Bei manchen Schalenwildarten geht das Ansprechen des Alters vergleichsweise einfach – zumindest in den ersten Jahres ihres Lebens. Der Jährling ist mehr oder minder zuverlässig von einem mehrjährigen Bock zu unterscheiden. Der Rotspießer und der Knieper unterscheiden sich recht eindeutig vom Kronenzehner bzw. vom Schaufler. Zudem gehört der Blick in den Äser bei Reh-, Dam- und Rotwild zum Ritual der Altersschätzung. Bei unseren borstigen Freunden hingegen scheint das Ansprechen vor dem Schuss als endgültige Altersbestimmung zu genügen. Ob bei großen oder kleinen Jagden: Den meisten scheint ein grober Blick auf die Strecke zu reichen, um die erlegten Sauen anhand des ungefähren Gewichts altersmäßig einzuschätzen.

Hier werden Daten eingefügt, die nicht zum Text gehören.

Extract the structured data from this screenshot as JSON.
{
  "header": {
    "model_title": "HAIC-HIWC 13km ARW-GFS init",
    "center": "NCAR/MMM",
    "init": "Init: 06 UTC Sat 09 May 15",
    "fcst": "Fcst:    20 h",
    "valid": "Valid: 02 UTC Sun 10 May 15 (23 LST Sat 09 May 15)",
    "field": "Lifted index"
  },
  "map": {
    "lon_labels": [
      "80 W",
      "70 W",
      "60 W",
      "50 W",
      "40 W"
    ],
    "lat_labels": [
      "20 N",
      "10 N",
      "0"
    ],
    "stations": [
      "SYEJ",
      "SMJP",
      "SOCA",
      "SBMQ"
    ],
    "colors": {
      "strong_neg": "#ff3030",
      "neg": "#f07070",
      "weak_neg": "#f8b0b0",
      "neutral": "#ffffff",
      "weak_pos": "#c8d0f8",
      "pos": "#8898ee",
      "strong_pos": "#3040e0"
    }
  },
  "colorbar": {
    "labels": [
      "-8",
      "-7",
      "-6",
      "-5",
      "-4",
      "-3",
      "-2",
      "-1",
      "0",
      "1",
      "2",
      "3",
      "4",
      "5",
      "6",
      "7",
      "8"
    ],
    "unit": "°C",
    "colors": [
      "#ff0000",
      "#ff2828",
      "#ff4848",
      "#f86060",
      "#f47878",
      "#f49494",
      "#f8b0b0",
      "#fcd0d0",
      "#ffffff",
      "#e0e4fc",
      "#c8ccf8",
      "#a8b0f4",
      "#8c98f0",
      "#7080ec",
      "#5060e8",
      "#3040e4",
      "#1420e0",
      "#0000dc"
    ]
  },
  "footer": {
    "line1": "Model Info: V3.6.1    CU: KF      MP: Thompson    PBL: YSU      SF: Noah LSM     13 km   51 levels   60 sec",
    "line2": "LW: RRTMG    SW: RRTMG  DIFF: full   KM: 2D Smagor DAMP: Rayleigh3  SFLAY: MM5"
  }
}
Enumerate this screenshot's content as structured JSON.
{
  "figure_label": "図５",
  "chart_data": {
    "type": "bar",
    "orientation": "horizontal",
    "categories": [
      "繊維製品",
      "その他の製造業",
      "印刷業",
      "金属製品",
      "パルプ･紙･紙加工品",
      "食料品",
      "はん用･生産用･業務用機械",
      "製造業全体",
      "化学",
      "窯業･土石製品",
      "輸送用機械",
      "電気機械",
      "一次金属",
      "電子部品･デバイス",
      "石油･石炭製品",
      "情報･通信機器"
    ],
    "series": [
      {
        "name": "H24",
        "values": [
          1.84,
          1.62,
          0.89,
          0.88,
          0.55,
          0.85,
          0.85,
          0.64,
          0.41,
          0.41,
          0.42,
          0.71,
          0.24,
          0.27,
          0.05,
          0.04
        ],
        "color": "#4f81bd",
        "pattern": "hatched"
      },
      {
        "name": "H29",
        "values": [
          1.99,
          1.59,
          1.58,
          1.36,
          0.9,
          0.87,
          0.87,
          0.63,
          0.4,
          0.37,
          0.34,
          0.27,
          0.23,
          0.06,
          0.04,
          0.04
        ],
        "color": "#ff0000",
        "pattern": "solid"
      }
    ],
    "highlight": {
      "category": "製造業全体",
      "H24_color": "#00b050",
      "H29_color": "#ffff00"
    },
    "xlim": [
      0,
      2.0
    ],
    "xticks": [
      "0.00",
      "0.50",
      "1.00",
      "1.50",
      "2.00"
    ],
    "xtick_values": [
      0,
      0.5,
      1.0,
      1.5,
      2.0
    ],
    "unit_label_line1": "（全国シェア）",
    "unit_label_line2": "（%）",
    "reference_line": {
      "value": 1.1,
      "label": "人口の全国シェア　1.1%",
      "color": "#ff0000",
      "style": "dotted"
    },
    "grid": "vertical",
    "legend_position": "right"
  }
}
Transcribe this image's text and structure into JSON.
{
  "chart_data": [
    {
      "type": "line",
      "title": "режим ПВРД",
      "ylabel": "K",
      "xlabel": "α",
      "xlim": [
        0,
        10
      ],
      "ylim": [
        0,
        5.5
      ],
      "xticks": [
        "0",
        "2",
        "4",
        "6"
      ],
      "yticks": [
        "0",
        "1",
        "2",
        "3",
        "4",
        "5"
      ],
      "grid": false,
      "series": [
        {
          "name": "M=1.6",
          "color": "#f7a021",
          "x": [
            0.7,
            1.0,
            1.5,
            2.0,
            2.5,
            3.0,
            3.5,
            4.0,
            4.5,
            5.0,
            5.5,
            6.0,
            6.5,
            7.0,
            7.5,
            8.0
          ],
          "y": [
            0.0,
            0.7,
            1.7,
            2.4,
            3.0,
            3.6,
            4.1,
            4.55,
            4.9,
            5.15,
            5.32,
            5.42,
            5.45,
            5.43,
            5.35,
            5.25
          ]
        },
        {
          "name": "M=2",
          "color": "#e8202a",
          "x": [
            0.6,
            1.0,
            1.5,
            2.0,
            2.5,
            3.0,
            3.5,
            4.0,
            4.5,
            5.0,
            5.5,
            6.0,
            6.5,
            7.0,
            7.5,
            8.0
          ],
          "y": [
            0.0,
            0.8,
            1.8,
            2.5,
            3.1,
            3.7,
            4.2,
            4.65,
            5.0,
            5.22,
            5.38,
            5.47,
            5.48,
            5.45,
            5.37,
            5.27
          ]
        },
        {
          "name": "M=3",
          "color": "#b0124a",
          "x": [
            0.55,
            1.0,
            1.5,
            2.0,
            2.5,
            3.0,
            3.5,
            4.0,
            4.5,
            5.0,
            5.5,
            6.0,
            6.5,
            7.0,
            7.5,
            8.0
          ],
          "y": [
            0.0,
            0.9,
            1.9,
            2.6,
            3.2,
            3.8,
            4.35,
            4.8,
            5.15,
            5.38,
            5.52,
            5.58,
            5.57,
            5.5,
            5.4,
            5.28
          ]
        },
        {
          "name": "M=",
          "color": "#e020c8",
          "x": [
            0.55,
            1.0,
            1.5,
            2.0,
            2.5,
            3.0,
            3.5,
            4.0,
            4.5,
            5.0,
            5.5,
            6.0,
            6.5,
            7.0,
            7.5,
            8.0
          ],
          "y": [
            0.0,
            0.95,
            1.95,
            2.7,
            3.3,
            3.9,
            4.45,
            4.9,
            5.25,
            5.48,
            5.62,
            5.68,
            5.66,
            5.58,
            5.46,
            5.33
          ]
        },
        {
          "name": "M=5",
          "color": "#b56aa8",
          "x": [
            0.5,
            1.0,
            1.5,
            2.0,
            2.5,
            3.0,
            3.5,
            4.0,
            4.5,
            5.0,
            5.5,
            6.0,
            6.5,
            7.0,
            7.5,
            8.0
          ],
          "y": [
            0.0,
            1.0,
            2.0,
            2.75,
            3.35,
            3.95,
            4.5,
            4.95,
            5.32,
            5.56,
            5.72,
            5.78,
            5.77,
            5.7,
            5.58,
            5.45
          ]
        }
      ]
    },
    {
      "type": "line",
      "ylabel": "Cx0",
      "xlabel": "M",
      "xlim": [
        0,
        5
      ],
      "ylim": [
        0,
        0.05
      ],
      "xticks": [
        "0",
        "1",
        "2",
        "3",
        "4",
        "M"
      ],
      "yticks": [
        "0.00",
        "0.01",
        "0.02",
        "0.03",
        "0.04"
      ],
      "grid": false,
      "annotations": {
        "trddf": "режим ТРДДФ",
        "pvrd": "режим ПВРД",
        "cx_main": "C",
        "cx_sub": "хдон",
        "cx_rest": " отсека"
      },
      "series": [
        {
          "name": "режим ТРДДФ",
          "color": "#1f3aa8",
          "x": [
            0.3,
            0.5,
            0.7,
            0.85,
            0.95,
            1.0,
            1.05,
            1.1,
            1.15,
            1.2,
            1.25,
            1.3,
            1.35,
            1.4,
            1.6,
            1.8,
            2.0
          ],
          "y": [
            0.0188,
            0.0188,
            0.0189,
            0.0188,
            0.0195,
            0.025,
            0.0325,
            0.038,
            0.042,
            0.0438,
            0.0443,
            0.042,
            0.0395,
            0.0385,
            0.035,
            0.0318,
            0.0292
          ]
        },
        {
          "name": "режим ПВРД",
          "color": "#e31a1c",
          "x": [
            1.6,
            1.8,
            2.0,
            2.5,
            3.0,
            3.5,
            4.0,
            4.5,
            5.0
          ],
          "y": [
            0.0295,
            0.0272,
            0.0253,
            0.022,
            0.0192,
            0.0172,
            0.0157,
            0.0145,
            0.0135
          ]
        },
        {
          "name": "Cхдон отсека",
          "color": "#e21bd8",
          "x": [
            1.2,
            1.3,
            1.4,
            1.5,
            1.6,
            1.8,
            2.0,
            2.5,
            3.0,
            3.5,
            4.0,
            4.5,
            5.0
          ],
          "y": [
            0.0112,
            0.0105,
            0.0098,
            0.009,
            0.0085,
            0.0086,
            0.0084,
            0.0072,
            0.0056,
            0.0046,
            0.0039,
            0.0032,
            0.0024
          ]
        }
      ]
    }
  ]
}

Doch nicht immer passt das taxierte Alter mit dem tatsächlichen zusammen. Viele Jäger würden ihr zahnfaules Wunder erleben, wenn man die Altersschätzung anhand des Gebisses intensiver anwenden würde. Gar nicht so selten entpuppt sich bei genauerem Hinsehen, dass das als Überläuferbache angesprochene Stück in Wahrheit gar keine solche mehr ist, und dass der vermeintlich zweijährige Keiler im Grunde ein wohlgenährter Überläufer ist.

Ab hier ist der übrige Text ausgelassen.